To my children
There isn’t anything for you. There won’t be anything for you.
There isn’t a last will and testament; there isn’t a handshake, a verbal understanding, an unwritten, unspoken acknowledgement.
There’s nothing for you, nothing left, nothing preserved. There are no pensions, there is no pot, I’m not paying in and my employer isn’t topping up.
There is no home, no castle, no foot on the ladder.
There are no savings, no deposits, no high interest savings accounts, no bearer bonds, no stocks, no shares, no property, no investments, our money isn’t in anything, we don’t have our fingers in a couple of pies.
There are no heirlooms, no treasures to be handed down, nothing to be kept in the family, nothing from the cellar or the attic covered in dust, nothing loaned to a museum or gallery, there are no works of art, there are no brooches, or diamond rings, or first editions or copies signed by the author.

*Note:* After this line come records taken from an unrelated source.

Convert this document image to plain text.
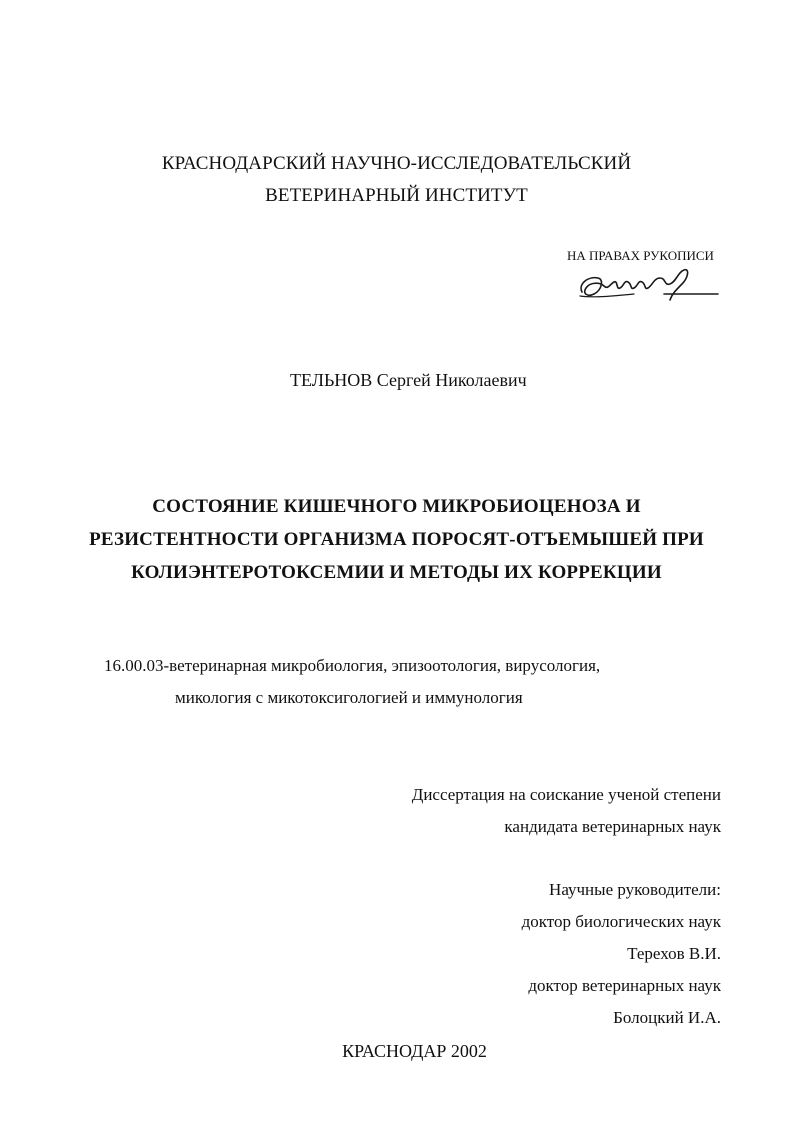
КРАСНОДАРСКИЙ НАУЧНО-ИССЛЕДОВАТЕЛЬСКИЙ
ВЕТЕРИНАРНЫЙ ИНСТИТУТ
НА ПРАВАХ РУКОПИСИ
ТЕЛЬНОВ Сергей Николаевич
СОСТОЯНИЕ КИШЕЧНОГО МИКРОБИОЦЕНОЗА И
РЕЗИСТЕНТНОСТИ ОРГАНИЗМА ПОРОСЯТ-ОТЪЕМЫШЕЙ ПРИ
КОЛИЭНТЕРОТОКСЕМИИ И МЕТОДЫ ИХ КОРРЕКЦИИ
16.00.03-ветеринарная микробиология, эпизоотология, вирусология,
микология с микотоксигологией и иммунология
Диссертация на соискание ученой степени
кандидата ветеринарных наук
Научные руководители:
доктор биологических наук
Терехов В.И.
доктор ветеринарных наук
Болоцкий И.А.
КРАСНОДАР 2002
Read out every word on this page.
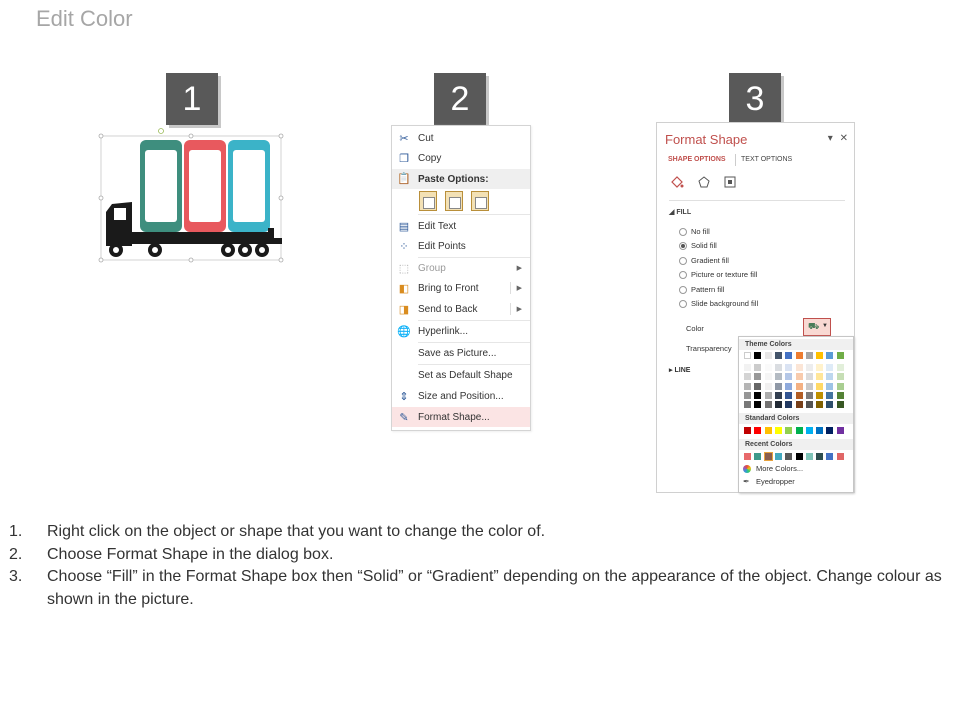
Edit Color
1	2	3
✂ Cut
❐ Copy
📋 Paste Options:
▤ Edit Text
⁘ Edit Points
⬚ Group	▶
◧ Bring to Front	▶
◨ Send to Back	▶
🌐 Hyperlink...
Save as Picture...
Set as Default Shape
⇕ Size and Position...
✎ Format Shape...
Format Shape	▾ ✕
SHAPE OPTIONS TEXT OPTIONS
◢ FILL
No fill
Solid fill
Gradient fill
Picture or texture fill
Pattern fill
Slide background fill
Color	⛟ ▼
Transparency
▸ LINE
Theme Colors
Standard Colors
Recent Colors
More Colors...
✒ Eyedropper
1.	Right click on the object or shape that you want to change the color of.
2.	Choose Format Shape in the dialog box.
3.	Choose “Fill” in the Format Shape box then “Solid” or “Gradient” depending on the appearance of the object. Change colour as shown in the picture.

There is no money saved away for driving lessons or university fees or plush white weddings. There is no lump sum when you turn 18 or 21. There isn’t a collection of rare vinyl, or spiderman comics, or vintage cars, or match day programmes from old Wembley, or pictures of handshakes with dignitaries or celebrities, no OBE’s or MBE’s. There are no items of value, no objects laced with sentiment, no relics from our travels, we’ve never been to India or Laos or rural Thailand, we don’t have anything hand carved, nothing hand sown, nothing made from goats wool or buffalo hide.
There’s nothing for you.
You can have the picnics in the garden. The seaside holidays, the sand castle building and the rock pools. You can have the bike riding, the roller-skating, the bubble blowing. The blowing out the candles on the birthday cake, the dancing on my feet, the singing, the staying up late, the piggy backs, the going on my shoulders, the sliding across the dance floor on your knees. The tadpole catching, the blackberry picking, the made up stories, the little dens under the table, the dinner arranged in the shape of a smiley face with the cucumber eyes, tomato nose and spikey carrot stick hair. You can have it all. The laughter, the being chased up the stairs, the getting muddy, the bubble baths, the collection of pebbles from the beach. Everything you can remember. You can have it all. The snowman building, the little nests for the birds or the 5 star woodlice hotels. It’s all yours. The games of school or pirates or families or shop or space aliens or cafés that go on for hours and hours and hours. You can have the kisses, the cuddles, the smiles. It’s all yours.
You can have it all.
This text is adapted from Search Party’s current performance ‘My Son & Heir’. The end of my second pregnancy coincided with the announcement of the Duchness of Cambridge’s Royal bun in the oven. ‘My Son & Heir’ confronts the spectacle of the ‘New Royals’ and their strategic attempts to appear just like us. It is a playful examination of the relentlessness of raising children, and the guilt-ridden one-upmanship of mainstream baby culture, in which we consider what sort of man our son and heir will become.
‘My Son & Heir’ is part of Search Party’s Growing Old With You series, a life-long performance project exploring our changing perspective of age, as we grow old together.